A Palavra de Deus condena a mentira e nos exorta a sempre sermos verdadeiros. Mas ser verdadeiro e busca falar a verdade não implica ter atitudes de desamor por fanatismo à verdade das palavras.
Dentro do estudo da ética há o que se chama de hierarquismo, ou seja, as normas, embora sejam universais, são hierarquicamente ordenadas, o que significa que em algumas situações pode ser feita uma opção por uma alternativa que seja superior a outra. Por ex.: é mais importante salvar uma vida do que falar a verdade a um bandido que está procurando alguém para matar. Neste caso o não falar a verdade não é pecado.
E o que a Bíblia diz? Jesus enfatiza a importância dos mandamentos, mas ressalta que o mais importante de todos é amar a Deus sobre todas as coisas, e em segundo lugar amar ao próximo como a si mesmo. Até mesmo quanto aos pecados Jesus diz que há um pecado que é mais grave que todos os outros: a blasfêmia contra o Espírito Santo, e que não tem perdão.

Outro problema ético que pode ser mencionado é a questão do jeitinho brasileiro.
O jeitinho brasileiro é algo impregnado em nossa cultura. Está presente na flexibilização das leis.
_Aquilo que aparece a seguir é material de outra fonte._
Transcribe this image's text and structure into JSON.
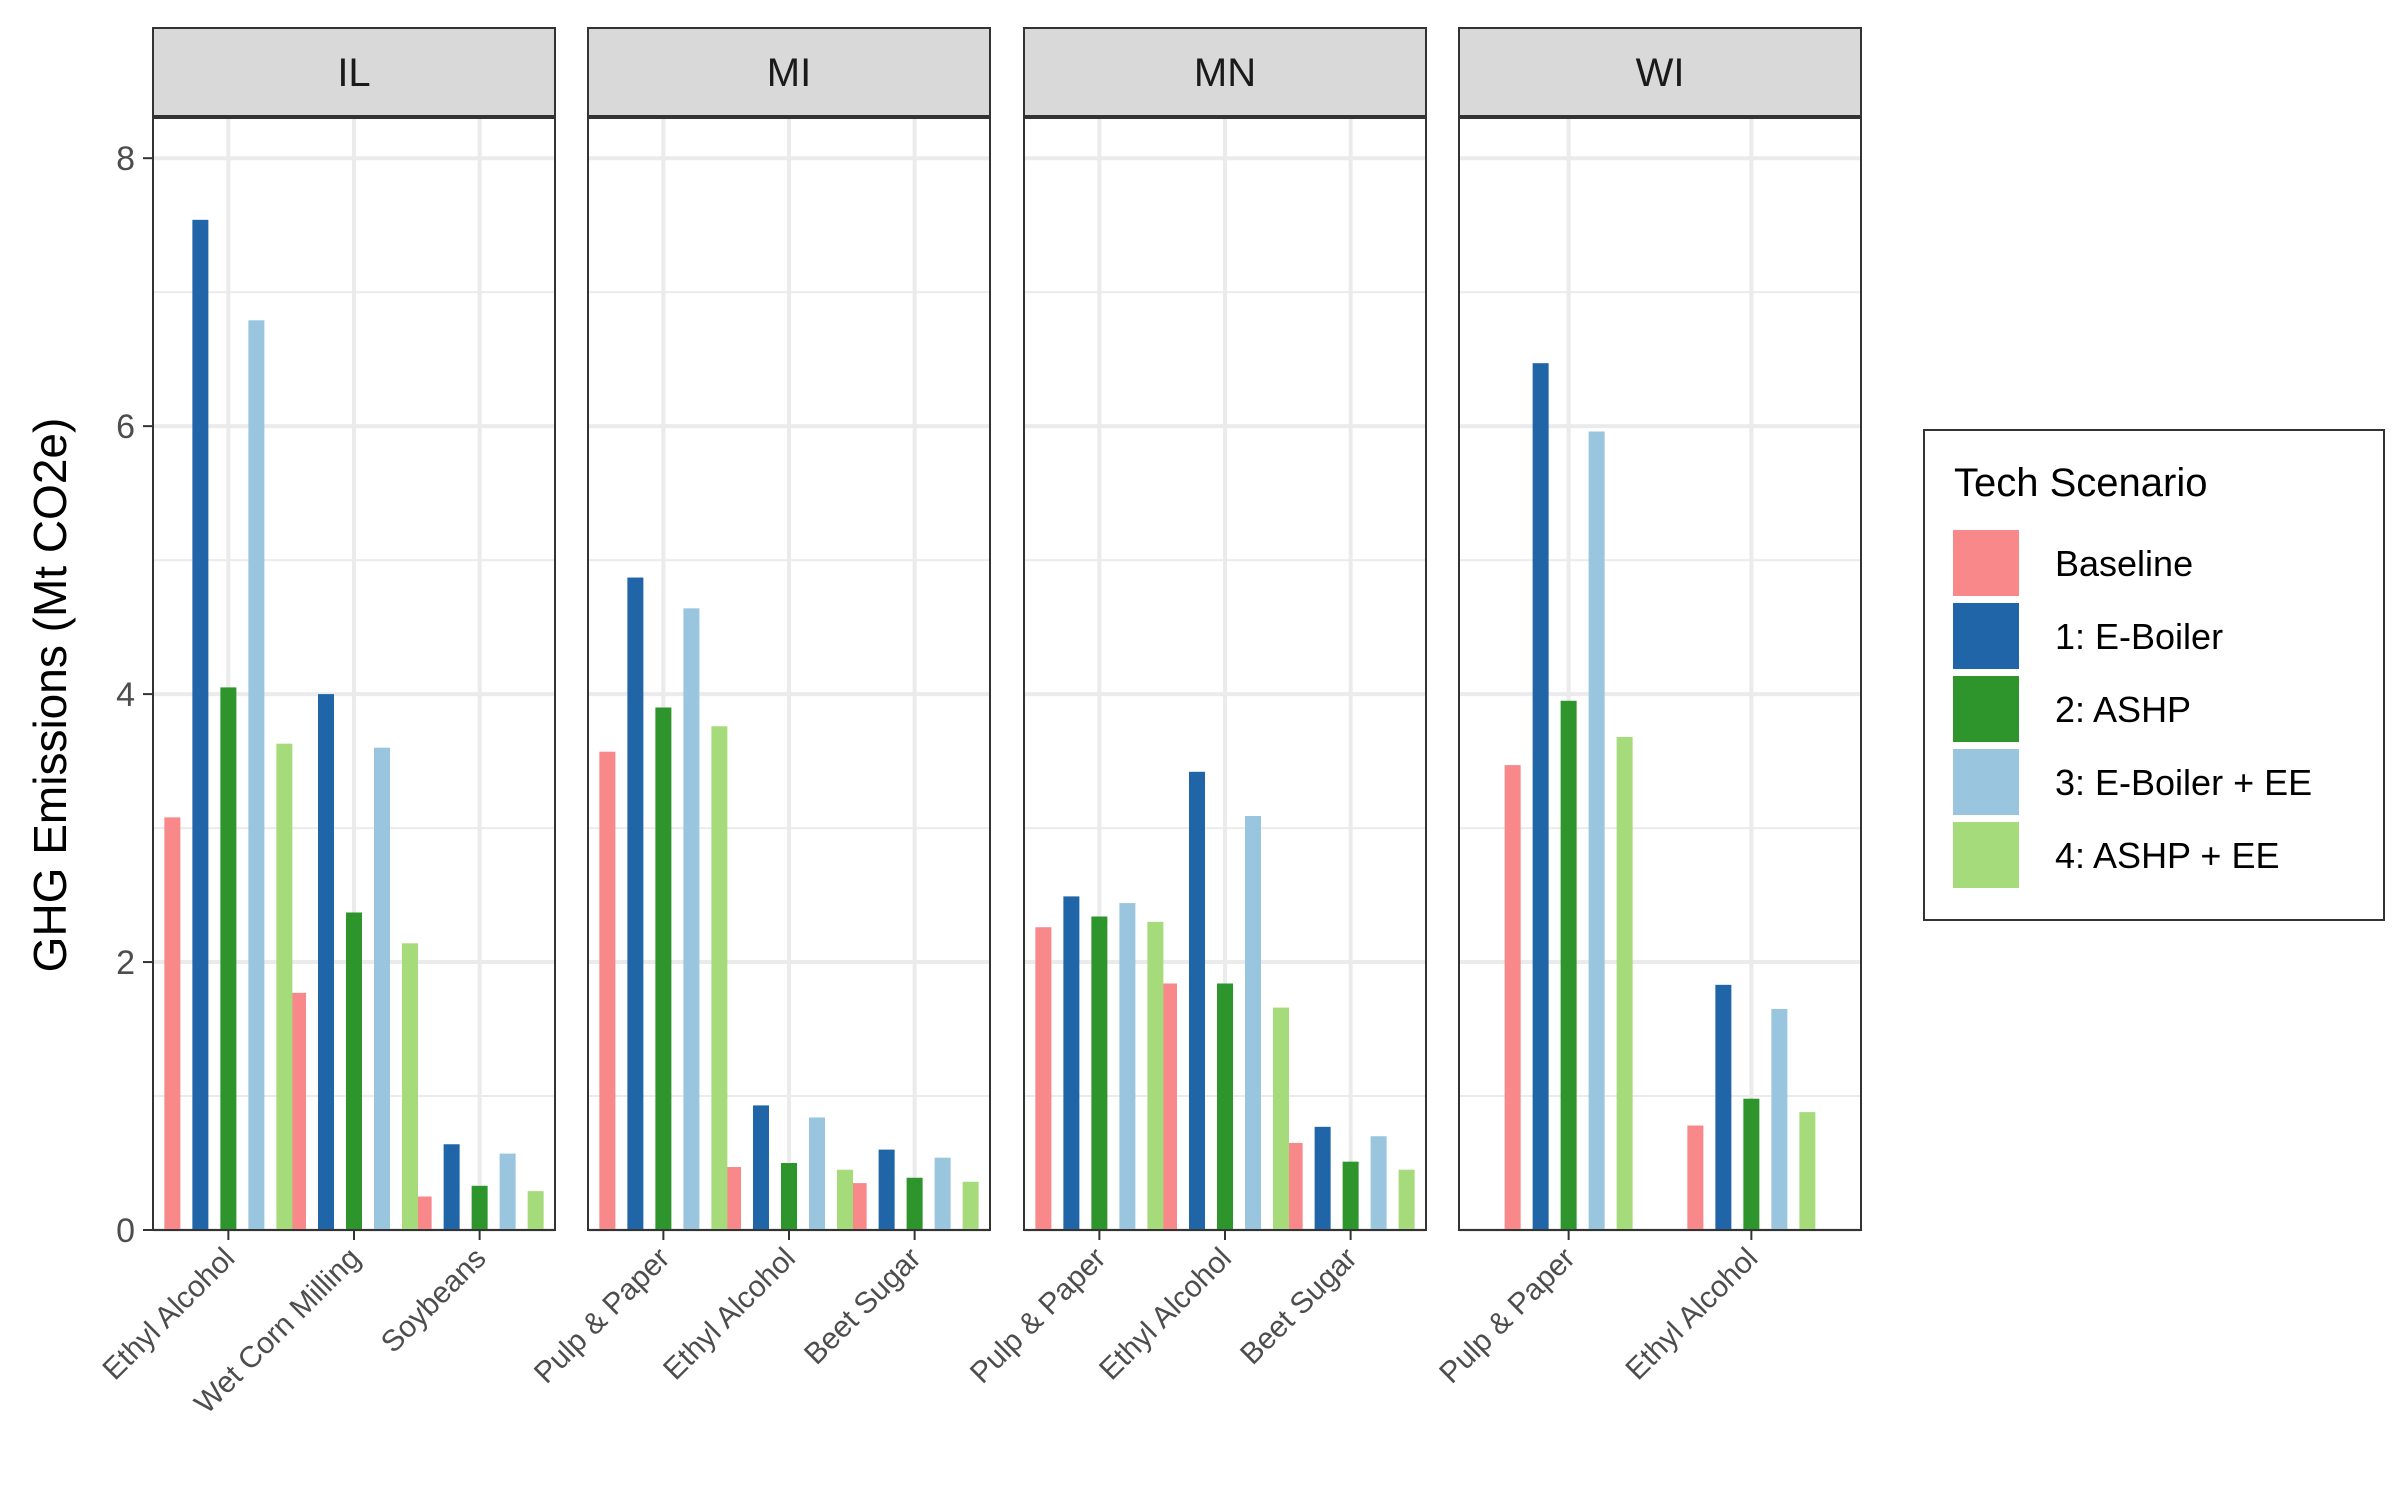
{
  "chart_data": {
    "type": "bar",
    "ylabel": "GHG Emissions (Mt CO2e)",
    "xlabel": "",
    "ylim": [
      0,
      8.3
    ],
    "yticks": [
      0,
      2,
      4,
      6,
      8
    ],
    "grid": true,
    "legend": {
      "title": "Tech Scenario",
      "placement": "right",
      "items": [
        {
          "label": "Baseline",
          "color": "#F8888A"
        },
        {
          "label": "1: E-Boiler",
          "color": "#1F65A8"
        },
        {
          "label": "2: ASHP",
          "color": "#2E952D"
        },
        {
          "label": "3: E-Boiler + EE",
          "color": "#9AC5DE"
        },
        {
          "label": "4: ASHP + EE",
          "color": "#A6DB7B"
        }
      ]
    },
    "facets": [
      {
        "name": "IL",
        "categories": [
          "Ethyl Alcohol",
          "Wet Corn Milling",
          "Soybeans"
        ],
        "series": [
          {
            "name": "Baseline",
            "values": [
              3.08,
              1.77,
              0.25
            ]
          },
          {
            "name": "1: E-Boiler",
            "values": [
              7.54,
              4.0,
              0.64
            ]
          },
          {
            "name": "2: ASHP",
            "values": [
              4.05,
              2.37,
              0.33
            ]
          },
          {
            "name": "3: E-Boiler + EE",
            "values": [
              6.79,
              3.6,
              0.57
            ]
          },
          {
            "name": "4: ASHP + EE",
            "values": [
              3.63,
              2.14,
              0.29
            ]
          }
        ]
      },
      {
        "name": "MI",
        "categories": [
          "Pulp & Paper",
          "Ethyl Alcohol",
          "Beet Sugar"
        ],
        "series": [
          {
            "name": "Baseline",
            "values": [
              3.57,
              0.47,
              0.35
            ]
          },
          {
            "name": "1: E-Boiler",
            "values": [
              4.87,
              0.93,
              0.6
            ]
          },
          {
            "name": "2: ASHP",
            "values": [
              3.9,
              0.5,
              0.39
            ]
          },
          {
            "name": "3: E-Boiler + EE",
            "values": [
              4.64,
              0.84,
              0.54
            ]
          },
          {
            "name": "4: ASHP + EE",
            "values": [
              3.76,
              0.45,
              0.36
            ]
          }
        ]
      },
      {
        "name": "MN",
        "categories": [
          "Pulp & Paper",
          "Ethyl Alcohol",
          "Beet Sugar"
        ],
        "series": [
          {
            "name": "Baseline",
            "values": [
              2.26,
              1.84,
              0.65
            ]
          },
          {
            "name": "1: E-Boiler",
            "values": [
              2.49,
              3.42,
              0.77
            ]
          },
          {
            "name": "2: ASHP",
            "values": [
              2.34,
              1.84,
              0.51
            ]
          },
          {
            "name": "3: E-Boiler + EE",
            "values": [
              2.44,
              3.09,
              0.7
            ]
          },
          {
            "name": "4: ASHP + EE",
            "values": [
              2.3,
              1.66,
              0.45
            ]
          }
        ]
      },
      {
        "name": "WI",
        "categories": [
          "Pulp & Paper",
          "Ethyl Alcohol"
        ],
        "series": [
          {
            "name": "Baseline",
            "values": [
              3.47,
              0.78
            ]
          },
          {
            "name": "1: E-Boiler",
            "values": [
              6.47,
              1.83
            ]
          },
          {
            "name": "2: ASHP",
            "values": [
              3.95,
              0.98
            ]
          },
          {
            "name": "3: E-Boiler + EE",
            "values": [
              5.96,
              1.65
            ]
          },
          {
            "name": "4: ASHP + EE",
            "values": [
              3.68,
              0.88
            ]
          }
        ]
      }
    ]
  }
}
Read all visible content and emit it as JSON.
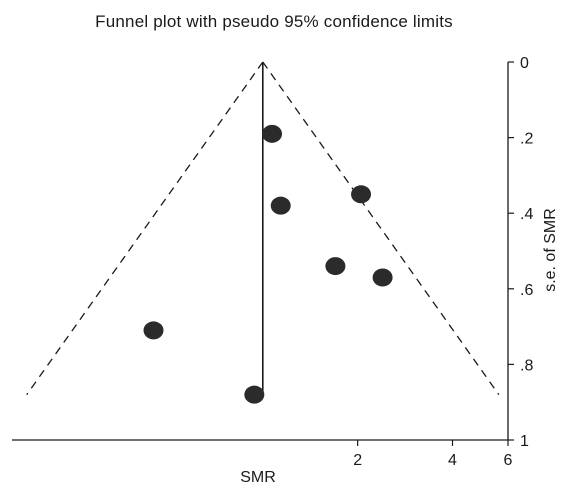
{
  "chart_data": {
    "type": "scatter",
    "title": "Funnel plot with pseudo 95% confidence limits",
    "xlabel": "SMR",
    "ylabel": "s.e. of SMR",
    "x_scale": "log",
    "xlim": [
      0.16,
      6
    ],
    "ylim": [
      0,
      1
    ],
    "y_reversed": true,
    "x_ticks": [
      2,
      4,
      6
    ],
    "y_ticks": [
      "0",
      ".2",
      ".4",
      ".6",
      ".8",
      "1"
    ],
    "y_tick_values": [
      0,
      0.2,
      0.4,
      0.6,
      0.8,
      1
    ],
    "pooled_estimate": 1.0,
    "confidence_limits_max_se": 0.88,
    "grid": false,
    "legend": "none",
    "points": [
      {
        "x": 1.07,
        "y": 0.19
      },
      {
        "x": 1.14,
        "y": 0.38
      },
      {
        "x": 2.05,
        "y": 0.35
      },
      {
        "x": 1.7,
        "y": 0.54
      },
      {
        "x": 2.4,
        "y": 0.57
      },
      {
        "x": 0.45,
        "y": 0.71
      },
      {
        "x": 0.94,
        "y": 0.88
      }
    ],
    "colors": {
      "points": "#2b2b2b",
      "lines": "#1a1a1a"
    }
  }
}
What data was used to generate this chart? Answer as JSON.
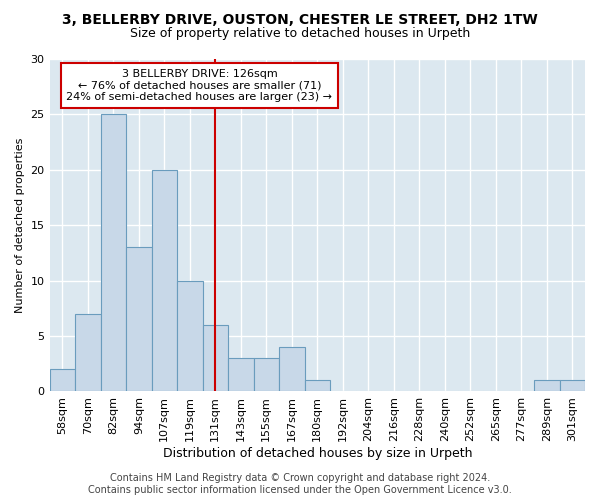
{
  "title1": "3, BELLERBY DRIVE, OUSTON, CHESTER LE STREET, DH2 1TW",
  "title2": "Size of property relative to detached houses in Urpeth",
  "xlabel": "Distribution of detached houses by size in Urpeth",
  "ylabel": "Number of detached properties",
  "categories": [
    "58sqm",
    "70sqm",
    "82sqm",
    "94sqm",
    "107sqm",
    "119sqm",
    "131sqm",
    "143sqm",
    "155sqm",
    "167sqm",
    "180sqm",
    "192sqm",
    "204sqm",
    "216sqm",
    "228sqm",
    "240sqm",
    "252sqm",
    "265sqm",
    "277sqm",
    "289sqm",
    "301sqm"
  ],
  "values": [
    2,
    7,
    25,
    13,
    20,
    10,
    6,
    3,
    3,
    4,
    1,
    0,
    0,
    0,
    0,
    0,
    0,
    0,
    0,
    1,
    1
  ],
  "bar_color": "#c8d8e8",
  "bar_edge_color": "#6a9cbd",
  "vline_x": 6,
  "vline_color": "#cc0000",
  "annotation_text": "3 BELLERBY DRIVE: 126sqm\n← 76% of detached houses are smaller (71)\n24% of semi-detached houses are larger (23) →",
  "annotation_box_color": "#ffffff",
  "annotation_edge_color": "#cc0000",
  "ylim": [
    0,
    30
  ],
  "yticks": [
    0,
    5,
    10,
    15,
    20,
    25,
    30
  ],
  "footer1": "Contains HM Land Registry data © Crown copyright and database right 2024.",
  "footer2": "Contains public sector information licensed under the Open Government Licence v3.0.",
  "fig_background_color": "#ffffff",
  "plot_background": "#dce8f0",
  "grid_color": "#ffffff",
  "title1_fontsize": 10,
  "title2_fontsize": 9,
  "xlabel_fontsize": 9,
  "ylabel_fontsize": 8,
  "tick_fontsize": 8,
  "annotation_fontsize": 8,
  "footer_fontsize": 7
}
É fácil para as pessoas não se sentirem culpadas em atitudes que burlam uma fila de espera, ou quando tentam conseguir uma declaração que não atesta a verdade. O jeitinho brasileiro contribui para a corrupção, o suborno, passa por cima das leis e dos princípios morais.
Há sim momentos em que o jeitinho brasileiro poderá não ser pecado, mas deve-se ter muita cautela, pois normalmente as pessoas agem de forma fraudulenta sem dar a devida importância.


Conclusão

“Não saia da vossa boca nenhuma palavra torpe, e sim unicamente a que for boa para edificação, conforme a necessidade e, assim, transmita graça aos que ouvem”. (Ef. 4:29).
“O que guarda a boca conserva a sua alma, mas o que muito abre os lábios a si mesmo se arruína” (Pv. 13:3).